湘南の海岸沿いにある雑貨屋で買い物をした際に
軽い雑談になり
「わたし、桑田佳祐さんのファンで江の島とか稲村ケ崎に来るようになったんですよ」と言ったら
その雑貨屋のオーナーさんは、ニッコリ笑って
「あら!そうなの。わたしはね、沢田研二のファンなのよ。昔っから」
と教えてくれた。

わたしよりも7才年上の女性で
髪の長い、スレンダーな、魅力的なひとだった。

「わたし、沢田研二さんのファンのかたに会ったら聞いてみたいと思っていたことがあるんですよ」
「あら?そうなの?なんでも聞いてよ」

わたしはオーナーさんの顔を見ながら
怒らないといいなぁ~と思いながら
できるだけ真面目な顔で質問した。

「沢田研二さんって、20代の頃はスタイルも良くておしゃれでイケメンで、抜群にカッコよくて人気があったけれど」
「ふんふん」
「年齢を重ねて、今は容姿がすっかり変わってしまいましたよね」
「確かに、そうねぇ」

いったん息を吸い直してから、質問してみた。
「沢田研二さんの容貌が大きく変化したのを見て、ファンの方はどう思ってるんですか?」

すると、オーナーさんはニコニコしながら
「なんにも思ってないわよぉ。わたしたちファンはね、ジュリー(沢田研二のニックネーム)が幸せならそれでいいの。ジュリーが今の自分に満足しているなら、それでファンは幸せなの。それ以上何も望んでないのよ。
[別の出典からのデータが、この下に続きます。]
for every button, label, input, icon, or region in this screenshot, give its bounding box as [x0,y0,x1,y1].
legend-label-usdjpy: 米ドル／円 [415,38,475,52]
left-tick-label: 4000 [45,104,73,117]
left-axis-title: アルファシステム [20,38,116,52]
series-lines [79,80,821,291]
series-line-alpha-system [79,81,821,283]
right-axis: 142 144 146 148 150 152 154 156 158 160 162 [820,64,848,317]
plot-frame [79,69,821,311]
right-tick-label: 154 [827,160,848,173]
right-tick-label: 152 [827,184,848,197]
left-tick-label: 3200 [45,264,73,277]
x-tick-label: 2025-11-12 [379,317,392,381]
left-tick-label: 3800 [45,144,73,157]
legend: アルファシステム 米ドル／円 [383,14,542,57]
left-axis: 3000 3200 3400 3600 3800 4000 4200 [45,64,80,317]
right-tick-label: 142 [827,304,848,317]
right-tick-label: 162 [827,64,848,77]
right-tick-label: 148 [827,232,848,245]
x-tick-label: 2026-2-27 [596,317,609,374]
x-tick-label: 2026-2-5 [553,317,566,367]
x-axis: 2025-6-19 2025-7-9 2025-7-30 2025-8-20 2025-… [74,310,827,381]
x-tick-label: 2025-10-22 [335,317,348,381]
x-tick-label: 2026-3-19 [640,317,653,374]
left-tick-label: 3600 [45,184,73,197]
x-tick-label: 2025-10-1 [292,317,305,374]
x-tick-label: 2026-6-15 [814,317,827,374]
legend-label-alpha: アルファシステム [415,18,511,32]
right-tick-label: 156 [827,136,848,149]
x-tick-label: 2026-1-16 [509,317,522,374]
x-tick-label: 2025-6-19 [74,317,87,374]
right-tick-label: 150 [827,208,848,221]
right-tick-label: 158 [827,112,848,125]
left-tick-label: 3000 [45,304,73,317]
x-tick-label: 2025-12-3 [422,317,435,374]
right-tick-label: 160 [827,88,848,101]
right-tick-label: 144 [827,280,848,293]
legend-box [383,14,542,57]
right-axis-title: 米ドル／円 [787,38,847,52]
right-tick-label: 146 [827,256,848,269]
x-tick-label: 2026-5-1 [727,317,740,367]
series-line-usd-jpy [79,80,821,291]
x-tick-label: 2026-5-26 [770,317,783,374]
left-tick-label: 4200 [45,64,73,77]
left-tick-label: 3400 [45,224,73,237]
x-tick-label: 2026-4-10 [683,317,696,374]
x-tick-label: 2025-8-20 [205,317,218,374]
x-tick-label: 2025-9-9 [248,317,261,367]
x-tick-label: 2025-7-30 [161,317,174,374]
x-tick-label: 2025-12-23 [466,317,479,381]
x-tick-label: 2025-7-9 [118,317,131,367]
オフ会でも皆、そう言ってるわよ」
「あ!そうなんですか!!失礼いたしました」


ファンの愛って、強いなぁ。
自分には関係ないタレントさんの話だったけど
小さな愛のぬくもりを感じた一コマだった。

あれから数年経って
今も桑田佳祐さんのことは大好きだし
シットキングスの推し活は日増しに沼。

あの時、湘南の雑貨屋で
「好きな人の容貌の変化は気にならないんですか?」
などと聞いた自分がアホらしく思える。


好きになるって、光がサッと心に入ってくるようなもの。
光を感じているのだから、色褪せることはない。


だけど、わたしの中にある容貌のコンプレックスは
いつも「条件付け」をしてしまう。
外見の綺麗な人は愛される、と。

意味のない「条件付け」のクセは捨てていこう。
わたしの中からクセを消し去ることはできなくても
気付いた時に掃除するみたいに捨てることならできそうだ。

自分から注ぐ愛にも
相手から注がれる愛にも
「条件付け」をするわたしから、脱皮したい。